7. Osteomalacia / Rickets

• Occurs due to deficiency of calcium and phosphorus
• In children, the condition is called rickets
• Effect:
  • Soft and weak bones
  • Bone deformities in growing children

Chapter Summary:

• Movement is a fundamental characteristic of all living beings.
• Animals exhibit different types of movements such as protoplasmic streaming, ciliary movement, and movement of fins, limbs, and wings.
• Voluntary movement that results in a change of position or place is called locomotion.
• Locomotion helps animals in searching for food, shelter, mates, breeding grounds, favourable climatic conditions, and escaping from predators.

• Human body cells show three main types of movements: amoeboid movement, ciliary movement, and muscular movement.
• Amoeboid movement occurs in specialised cells like leucocytes.
• Ciliary movement occurs in organs lined with ciliated epithelium.
• Muscular movement is responsible for locomotion and most body movements and requires coordinated action of muscles, bones, and the nervous system.

• Human body cells show three main types of movements: amoeboid movement, ciliary movement, and muscular movement.
• Amoeboid movement occurs in specialised cells like leucocytes.
• Ciliary movement occurs in organs lined with ciliated epithelium.
• Muscular movement is responsible for locomotion and most body movements and requires coordinated action of muscles, bones, and the nervous system.

• Muscles are specialised tissues responsible for movement and locomotion.
• Based on structure, location, and control, muscles in the human body are of three types.
• Skeletal muscles are attached to skeletal elements, are striated in appearance, and are under voluntary control.
• Visceral muscles are found in the inner walls of hollow visceral organs, are non-striated, and function involuntarily.
• Cardiac muscles are present in the heart, are striated and branched, and work involuntarily.

• All muscles possess four basic properties: excitability (ability to respond to stimuli), contractility (ability to shorten), extensibility (ability to stretch), and elasticity (ability to return to original length).

• A muscle fibre is the anatomical and functional unit of a muscle.
• Each muscle fibre contains numerous parallel myofibrils.
• Myofibrils are made up of repeating structural and functional units called sarcomeres.
• A sarcomere consists of a central A band containing thick myosin filaments and two half I bands containing thin actin filaments on either side.
• The boundaries of a sarcomere are marked by Z lines.

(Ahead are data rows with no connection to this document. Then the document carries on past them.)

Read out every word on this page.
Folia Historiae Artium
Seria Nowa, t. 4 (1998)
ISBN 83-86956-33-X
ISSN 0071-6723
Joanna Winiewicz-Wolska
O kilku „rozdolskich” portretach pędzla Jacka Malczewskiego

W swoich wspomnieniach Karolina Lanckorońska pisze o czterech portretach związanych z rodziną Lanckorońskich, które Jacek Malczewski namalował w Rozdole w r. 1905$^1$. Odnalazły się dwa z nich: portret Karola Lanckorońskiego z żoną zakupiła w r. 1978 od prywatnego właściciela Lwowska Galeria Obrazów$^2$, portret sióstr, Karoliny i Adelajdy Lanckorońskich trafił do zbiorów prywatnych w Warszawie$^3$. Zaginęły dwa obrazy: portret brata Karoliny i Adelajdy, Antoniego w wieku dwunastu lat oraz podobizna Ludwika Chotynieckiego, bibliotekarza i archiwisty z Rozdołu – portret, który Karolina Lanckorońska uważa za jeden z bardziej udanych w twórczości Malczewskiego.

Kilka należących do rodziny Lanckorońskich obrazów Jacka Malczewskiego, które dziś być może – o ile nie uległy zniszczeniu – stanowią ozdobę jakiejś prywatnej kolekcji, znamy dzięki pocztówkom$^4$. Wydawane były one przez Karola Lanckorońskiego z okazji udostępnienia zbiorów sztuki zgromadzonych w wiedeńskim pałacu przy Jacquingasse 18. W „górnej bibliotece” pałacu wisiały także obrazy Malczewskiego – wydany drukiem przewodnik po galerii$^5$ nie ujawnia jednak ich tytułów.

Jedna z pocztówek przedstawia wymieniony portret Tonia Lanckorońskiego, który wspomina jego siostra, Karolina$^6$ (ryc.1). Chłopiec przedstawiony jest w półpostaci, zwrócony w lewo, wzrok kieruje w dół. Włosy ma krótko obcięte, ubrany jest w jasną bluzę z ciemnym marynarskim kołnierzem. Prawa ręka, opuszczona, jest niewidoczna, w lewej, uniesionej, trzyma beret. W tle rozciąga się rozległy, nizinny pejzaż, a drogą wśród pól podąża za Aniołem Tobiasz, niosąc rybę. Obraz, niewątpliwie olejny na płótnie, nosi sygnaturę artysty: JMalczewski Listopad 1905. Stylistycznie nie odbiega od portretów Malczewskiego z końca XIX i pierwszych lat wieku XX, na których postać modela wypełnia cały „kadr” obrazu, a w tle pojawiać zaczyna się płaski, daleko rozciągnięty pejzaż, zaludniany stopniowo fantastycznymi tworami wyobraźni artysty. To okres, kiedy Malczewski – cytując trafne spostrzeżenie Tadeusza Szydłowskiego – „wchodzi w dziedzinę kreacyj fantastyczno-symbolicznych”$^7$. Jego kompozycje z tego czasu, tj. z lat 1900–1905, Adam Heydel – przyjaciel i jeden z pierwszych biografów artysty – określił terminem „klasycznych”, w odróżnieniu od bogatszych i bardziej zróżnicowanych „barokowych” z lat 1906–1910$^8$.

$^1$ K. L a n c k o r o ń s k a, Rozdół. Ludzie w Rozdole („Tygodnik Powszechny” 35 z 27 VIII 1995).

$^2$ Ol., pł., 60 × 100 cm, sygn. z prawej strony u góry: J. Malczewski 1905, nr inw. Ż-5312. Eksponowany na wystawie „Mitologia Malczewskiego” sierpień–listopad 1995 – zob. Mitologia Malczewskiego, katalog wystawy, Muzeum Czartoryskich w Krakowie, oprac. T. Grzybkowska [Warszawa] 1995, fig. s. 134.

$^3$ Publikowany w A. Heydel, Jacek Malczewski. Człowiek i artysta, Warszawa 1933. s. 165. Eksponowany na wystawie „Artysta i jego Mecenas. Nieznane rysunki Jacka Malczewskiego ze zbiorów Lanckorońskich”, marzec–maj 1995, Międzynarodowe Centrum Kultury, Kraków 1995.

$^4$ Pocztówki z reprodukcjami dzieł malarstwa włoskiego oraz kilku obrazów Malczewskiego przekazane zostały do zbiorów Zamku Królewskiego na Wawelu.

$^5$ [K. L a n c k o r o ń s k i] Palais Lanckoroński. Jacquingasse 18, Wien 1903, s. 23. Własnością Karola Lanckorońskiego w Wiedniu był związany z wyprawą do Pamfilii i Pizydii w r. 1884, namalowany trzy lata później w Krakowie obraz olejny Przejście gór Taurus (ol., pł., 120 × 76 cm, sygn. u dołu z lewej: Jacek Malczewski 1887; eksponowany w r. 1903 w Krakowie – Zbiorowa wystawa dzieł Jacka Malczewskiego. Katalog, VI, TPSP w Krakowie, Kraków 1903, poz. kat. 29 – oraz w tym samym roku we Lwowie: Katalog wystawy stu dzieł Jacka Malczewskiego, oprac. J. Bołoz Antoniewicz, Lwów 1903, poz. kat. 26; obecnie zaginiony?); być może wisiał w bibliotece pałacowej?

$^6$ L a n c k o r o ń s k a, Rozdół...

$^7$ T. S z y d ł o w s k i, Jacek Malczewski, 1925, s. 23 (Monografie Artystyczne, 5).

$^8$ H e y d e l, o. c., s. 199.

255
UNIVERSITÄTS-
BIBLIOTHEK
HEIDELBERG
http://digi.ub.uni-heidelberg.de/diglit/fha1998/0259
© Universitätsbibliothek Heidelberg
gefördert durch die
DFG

• Actin and myosin are the main contractile proteins of muscle fibres.
• The myosin head possesses ATPase activity and has binding sites for ATP and actin, which are essential for muscle contraction.

• Muscle contraction is initiated when a motor neuron transmits a signal to the muscle fibre, generating an action potential.
• This leads to the release of calcium ions from the sarcoplasmic reticulum.
• Calcium ions activate actin, allowing myosin heads to form cross-bridges with actin filaments.
• The sliding of actin over myosin shortens the sarcomere, resulting in muscle contraction.
• When calcium ions are pumped back into the sarcoplasmic reticulum, actin becomes inactive, cross-bridges break, and the muscle relaxes.

• Repeated muscle activity can lead to muscle fatigue due to continuous stimulation.
• Based on myoglobin content, skeletal muscle fibres are of two types: red fibres, which contain high myoglobin and are adapted for sustained activity, and white fibres, which contain low myoglobin and are adapted for rapid, short-term activity.

• The skeletal system provides structural support and facilitates movement.
• It is made up of bones and cartilages and is divided into two major parts.
• The axial skeleton includes the skull, vertebral column, ribs, and sternum.
• The appendicular skeleton consists of the bones of the limbs and their girdles.

• Movement at the skeletal level is made possible by joints.
• Joints are of three main types: fibrous joints, which allow no movement; cartilaginous joints, which permit limited movement; and synovial joints, which allow free movement and play a major role in locomotion.